Eating? A bowl of cereal for breakfast (all those eggs worried me), and usually something fairly lean but tasty for lunch. I like the broccoli and beef down in our cafeteria: a small portion, no rice. And for my midday treat, one or two Special K treats (90 calories each). Then a fairly large, but not obscene dinner.

All this diet and exercise though and here I am: 195.

Yes, I am sure my evening meals could be better. But they are not obscene calorie fests, and they usually start with a big salad.

On weekends my strategy is two meals a day: a large breakfast and a medium to large dinner. If I get hungry I’ll have a slice or two of cheese. I work out at least one day on the weekend too.

It’s something about being middle aged, I think. It doesn’t help that I sit at a desk most of the day, but the midday break at the health club burns a lot of calories. I am sure I could add more exercise on weekends: bike trips, walks etc. Mostly I just do the standard routine.

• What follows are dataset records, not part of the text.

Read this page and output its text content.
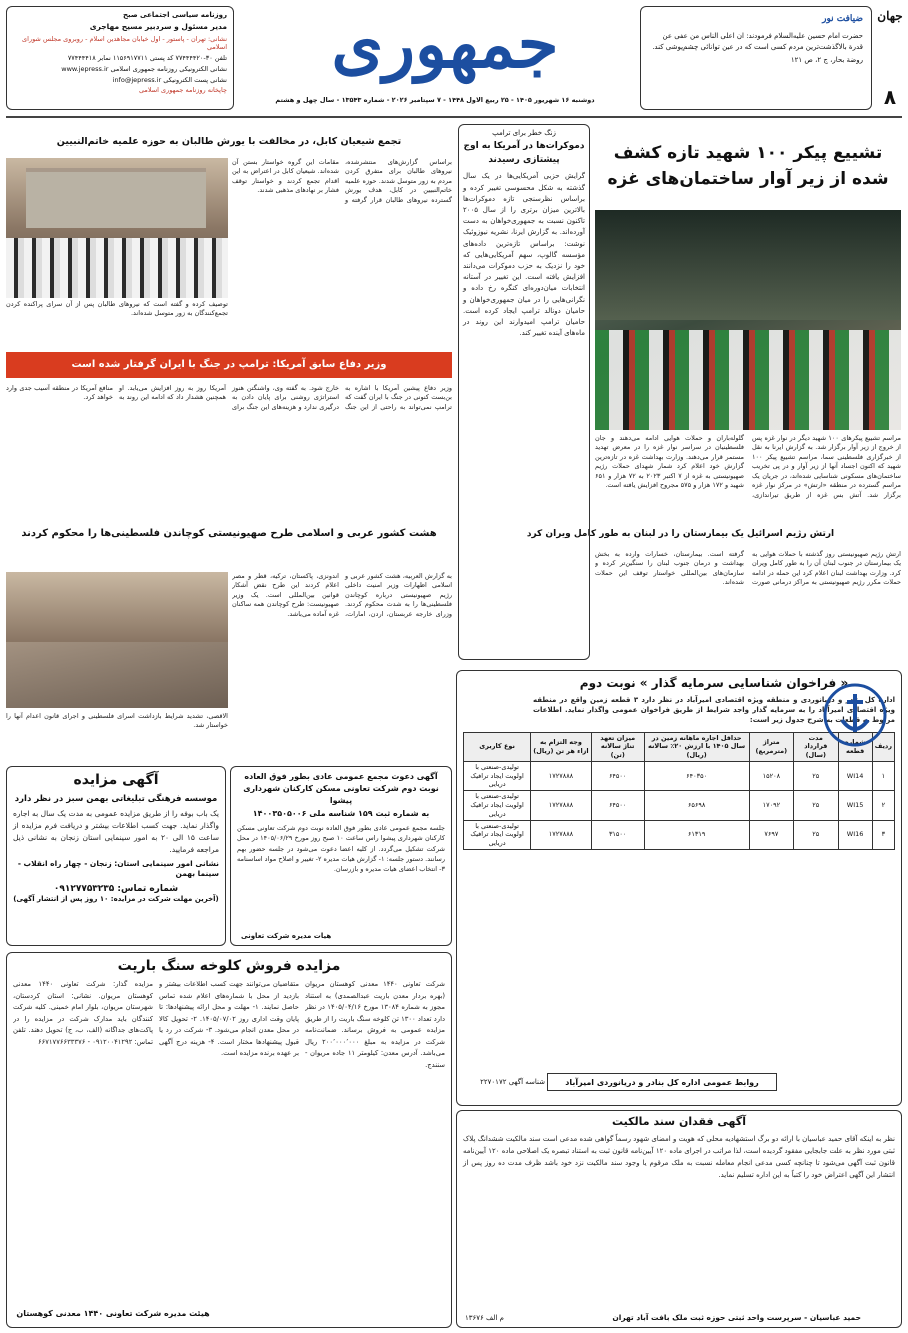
روزنامه سیاسی اجتماعی صبح
مدیر مسئول و سردبیر مسیح مهاجری
نشانی: تهران - پاستور - اول خیابان مجاهدین اسلام - روبروی مجلس شورای اسلامی
تلفن ۳۰-۷۷۴۴۴۴۲۰ کد پستی ۱۱۵۶۹۱۷۷۱۱ نمابر ۷۷۴۴۴۴۱۸
نشانی الکترونیکی روزنامه جمهوری اسلامی www.jepress.ir
نشانی پست الکترونیکی info@jepress.ir
چاپخانه روزنامه جمهوری اسلامی
جمهوری
دوشنبه ۱۶ شهریور ۱۴۰۵ - ۲۵ ربیع الاول ۱۴۴۸ - ۷ سپتامبر ۲۰۲۶ - شماره ۱۳۵۴۳ - سال چهل و هشتم
ضیافت نور
حضرت امام حسین علیه‌السلام فرمودند: ان اعلی الناس من عفی عن قدرة بالاگذشت‌ترین مردم کسی است که در عین توانائی چشم‌پوشی کند.
روضة بحار، ج ۲، ص ۱۲۱
جهان
۸
تشییع پیکر ۱۰۰ شهید تازه کشف شده از زیر آوار ساختمان‌های غزه
مراسم تشییع پیکرهای ۱۰۰ شهید دیگر در نوار غزه پس از خروج از زیر آوار برگزار شد. به گزارش ایرنا به نقل از خبرگزاری فلسطینی سما، مراسم تشییع پیکر ۱۰۰ شهید که اکنون اجساد آنها از زیر آوار و در پی تخریب ساختمان‌های مسکونی شناسایی شده‌اند، در جریان یک مراسم گسترده در منطقه «ارتش» در مرکز نوار غزه برگزار شد. آتش بس غزه از طریق تیراندازی، گلوله‌باران و حملات هوایی ادامه می‌دهند و جان فلسطینیان در سراسر نوار غزه را در معرض تهدید مستمر قرار می‌دهند. وزارت بهداشت غزه در تازه‌ترین گزارش خود اعلام کرد شمار شهدای حملات رژیم صهیونیستی به غزه از ۷ اکتبر ۲۰۲۳ به ۷۲ هزار و ۶۵۱ شهید و ۱۷۲ هزار و ۵۷۵ مجروح افزایش یافته است.
ارتش رژیم اسرائیل یک بیمارستان را در لبنان به طور کامل ویران کرد
ارتش رژیم صهیونیستی روز گذشته با حملات هوایی به یک بیمارستان در جنوب لبنان آن را به طور کامل ویران کرد. وزارت بهداشت لبنان اعلام کرد این حمله در ادامه حملات مکرر رژیم صهیونیستی به مراکز درمانی صورت گرفته است. بیمارستان، خسارات وارده به بخش بهداشت و درمان جنوب لبنان را سنگین‌تر کرده و سازمان‌های بین‌المللی خواستار توقف این حملات شده‌اند.
زنگ خطر برای ترامپ
دموکرات‌ها در آمریکا به اوج پیشتازی رسیدند
گرایش حزبی آمریکایی‌ها در یک سال گذشته به شکل محسوسی تغییر کرده و براساس نظرسنجی تازه دموکرات‌ها بالاترین میزان برتری را از سال ۲۰۰۵ تاکنون نسبت به جمهوری‌خواهان به دست آورده‌اند. به گزارش ایرنا، نشریه نیوزوئیک نوشت: براساس تازه‌ترین داده‌های مؤسسه گالوپ، سهم آمریکایی‌هایی که خود را نزدیک به حزب دموکرات می‌دانند افزایش یافته است. این تغییر در آستانه انتخابات میان‌دوره‌ای کنگره رخ داده و نگرانی‌هایی را در میان جمهوری‌خواهان و حامیان دونالد ترامپ ایجاد کرده است. حامیان ترامپ امیدوارند این روند در ماه‌های آینده تغییر کند.
تجمع شیعیان کابل، در مخالفت با یورش طالبان به حوزه علمیه خاتم‌النبیین
توصیف کرده و گفته است که نیروهای طالبان پس از آن سرای پراکنده کردن تجمع‌کنندگان به زور متوسل شده‌اند.
براساس گزارش‌های منتشرشده، نیروهای طالبان برای متفرق کردن مردم به زور متوسل شدند. حوزه علمیه خاتم‌النبیین در کابل، هدف یورش گسترده نیروهای طالبان قرار گرفته و مقامات این گروه خواستار بستن آن شده‌اند. شیعیان کابل در اعتراض به این اقدام تجمع کردند و خواستار توقف فشار بر نهادهای مذهبی شدند.
وزیر دفاع سابق آمریکا: ترامپ در جنگ با ایران گرفتار شده است
وزیر دفاع پیشین آمریکا با اشاره به بن‌بست کنونی در جنگ با ایران گفت که ترامپ نمی‌تواند به راحتی از این جنگ خارج شود. به گفته وی، واشنگتن هنوز استراتژی روشنی برای پایان دادن به درگیری ندارد و هزینه‌های این جنگ برای آمریکا روز به روز افزایش می‌یابد. او همچنین هشدار داد که ادامه این روند به منافع آمریکا در منطقه آسیب جدی وارد خواهد کرد.
هشت کشور عربی و اسلامی طرح صهیونیستی کوچاندن فلسطینی‌ها را محکوم کردند
الاقصی، تشدید شرایط بازداشت اسرای فلسطینی و اجرای قانون اعدام آنها را خواستار شد.
به گزارش العربیه، هشت کشور عربی و اسلامی اظهارات وزیر امنیت داخلی رژیم صهیونیستی درباره کوچاندن فلسطینی‌ها را به شدت محکوم کردند. وزرای خارجه عربستان، اردن، امارات، اندونزی، پاکستان، ترکیه، قطر و مصر اعلام کردند این طرح نقض آشکار قوانین بین‌المللی است. یک وزیر صهیونیست: طرح کوچاندن همه ساکنان غزه آماده می‌باشد.
« فراخوان شناسایی سرمایه گذار » نوبت دوم
اداره کل بنادر و دریانوردی و منطقه ویژه اقتصادی امیرآباد در نظر دارد ۳ قطعه زمین واقع در منطقه ویژه اقتصادی امیرآباد را به سرمایه گذار واجد شرایط از طریق فراخوان عمومی واگذار نماید. اطلاعات مربوط به قطعات به شرح جدول زیر است:
ردیف	شماره قطعه	مدت قرارداد (سال)	متراژ (مترمربع)	حداقل اجاره ماهانه زمین در سال ۱۴۰۵ با ارزش ۲۰٪ سالانه (ریال)	میزان تعهد تناژ سالانه (تن)	وجه التزام به ازاء هر تن (ریال)	نوع کاربری
۱	WI14	۲۵	۱۵۲۰۸	۶۴۰۳۵۰	۶۴۵۰۰	۱۷۲۷۸۸۸	تولیدی-صنعتی با اولویت ایجاد ترافیک دریایی
۲	WI15	۲۵	۱۷۰۹۲	۶۵۶۹۸	۶۴۵۰۰	۱۷۲۷۸۸۸	تولیدی-صنعتی با اولویت ایجاد ترافیک دریایی
۳	WI16	۲۵	۷۶۹۷	۶۱۳۱۹	۳۱۵۰۰	۱۷۲۷۸۸۸	تولیدی-صنعتی با اولویت ایجاد ترافیک دریایی
روابط عمومی اداره کل بنادر و دریانوردی امیرآباد
شناسه آگهی ۲۲۷۰۱۷۲
آگهی فقدان سند مالکیت
نظر به اینکه آقای حمید عباسیان با ارائه دو برگ استشهادیه محلی که هویت و امضای شهود رسماً گواهی شده مدعی است سند مالکیت ششدانگ پلاک ثبتی مورد نظر به علت جابجایی مفقود گردیده است، لذا مراتب در اجرای ماده ۱۲۰ آیین‌نامه قانون ثبت به استناد تبصره یک اصلاحی ماده ۱۲۰ آیین‌نامه قانون ثبت آگهی می‌شود تا چنانچه کسی مدعی انجام معامله نسبت به ملک مرقوم یا وجود سند مالکیت نزد خود باشد ظرف مدت ده روز پس از انتشار این آگهی اعتراض خود را کتباً به این اداره تسلیم نماید.
حمید عباسیان - سرپرست واحد ثبتی حوزه ثبت ملک بافت آباد تهران
م الف ۱۳۶۷۶
آگهی مزایده
موسسه فرهنگی تبلیغاتی بهمن سبز در نظر دارد
یک باب بوفه را از طریق مزایده عمومی به مدت یک سال به اجاره واگذار نماید. جهت کسب اطلاعات بیشتر و دریافت فرم مزایده از ساعت ۱۵ الی ۲۰ به امور سینمایی استان زنجان به نشانی ذیل مراجعه فرمایید.
نشانی امور سینمایی استان: زنجان - چهار راه انقلاب - سینما بهمن
شماره تماس: ۰۹۱۲۷۷۵۳۲۳۵
(آخرین مهلت شرکت در مزایده: ۱۰ روز پس از انتشار آگهی)
آگهی دعوت مجمع عمومی عادی بطور فوق العاده نوبت دوم شرکت تعاونی مسکن کارکنان شهرداری پیشوا
به شماره ثبت ۱۵۹ شناسه ملی ۱۴۰۰۳۵۰۵۰۰۶
جلسه مجمع عمومی عادی بطور فوق العاده نوبت دوم شرکت تعاونی مسکن کارکنان شهرداری پیشوا راس ساعت ۱۰ صبح روز مورخ ۱۴۰۵/۰۶/۲۹ در محل شرکت تشکیل می‌گردد. از کلیه اعضا دعوت می‌شود در جلسه حضور بهم رسانند. دستور جلسه: ۱- گزارش هیات مدیره ۲- تغییر و اصلاح مواد اساسنامه ۳- انتخاب اعضای هیات مدیره و بازرسان.
هیات مدیره شرکت تعاونی
مزایده فروش کلوخه سنگ باریت
شرکت تعاونی ۱۴۴۰ معدنی کوهستان مریوان (بهره بردار معدن باریت عبدالصمدی) به استناد مجوز به شماره ۱۳۰۸۴ مورخ ۱۴۰۵/۰۴/۱۶ در نظر دارد تعداد ۱۳۰۰ تن کلوخه سنگ باریت را از طریق مزایده عمومی به فروش برساند. ضمانت‌نامه شرکت در مزایده به مبلغ ۲۰۰٬۰۰۰٬۰۰۰ ریال می‌باشد. آدرس معدن: کیلومتر ۱۱ جاده مریوان - سنندج.
متقاضیان می‌توانند جهت کسب اطلاعات بیشتر و بازدید از محل با شماره‌های اعلام شده تماس حاصل نمایند. ۱- مهلت و محل ارائه پیشنهادها: تا پایان وقت اداری روز ۱۴۰۵/۰۷/۰۲. ۲- تحویل کالا در محل معدن انجام می‌شود. ۳- شرکت در رد یا قبول پیشنهادها مختار است. ۴- هزینه درج آگهی بر عهده برنده مزایده است.
مزایده گذار: شرکت تعاونی ۱۴۴۰ معدنی کوهستان مریوان. نشانی: استان کردستان، شهرستان مریوان، بلوار امام خمینی. کلیه شرکت کنندگان باید مدارک شرکت در مزایده را در پاکت‌های جداگانه (الف، ب، ج) تحویل دهند. تلفن تماس: ۰۹۱۲۰۰۴۱۲۹۲ - ۶۶۷۱۷۷۶۶۳۳۳۷۶
هیئت مدیره شرکت تعاونی ۱۴۴۰ معدنی کوهستان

The good news is that my weight is stable and while technically overweight I am just barely overweight. Still, it’s discouraging. It’s quite a bit of work for me just to maintain my present weight. I must burn calories much more efficiently now. My health is excellent: I pass physicals with flying colors.

But if I set a goal why can’t I make it? It is discouraging. I watch what I eat very carefully now. Some days I do really good, some days I feast more than I should, but I am conscious of every mouthful and the consequences. If I eat more than I should one day I usually eat less the next day.

I’m lucky I have something that works, and I am glad I got rid of the gut and my love handles are largely gone. But I don’t understand why my body won’t let me be lean again.

What strategies have you used that have worked, particularly in the long term, at keeping weight off?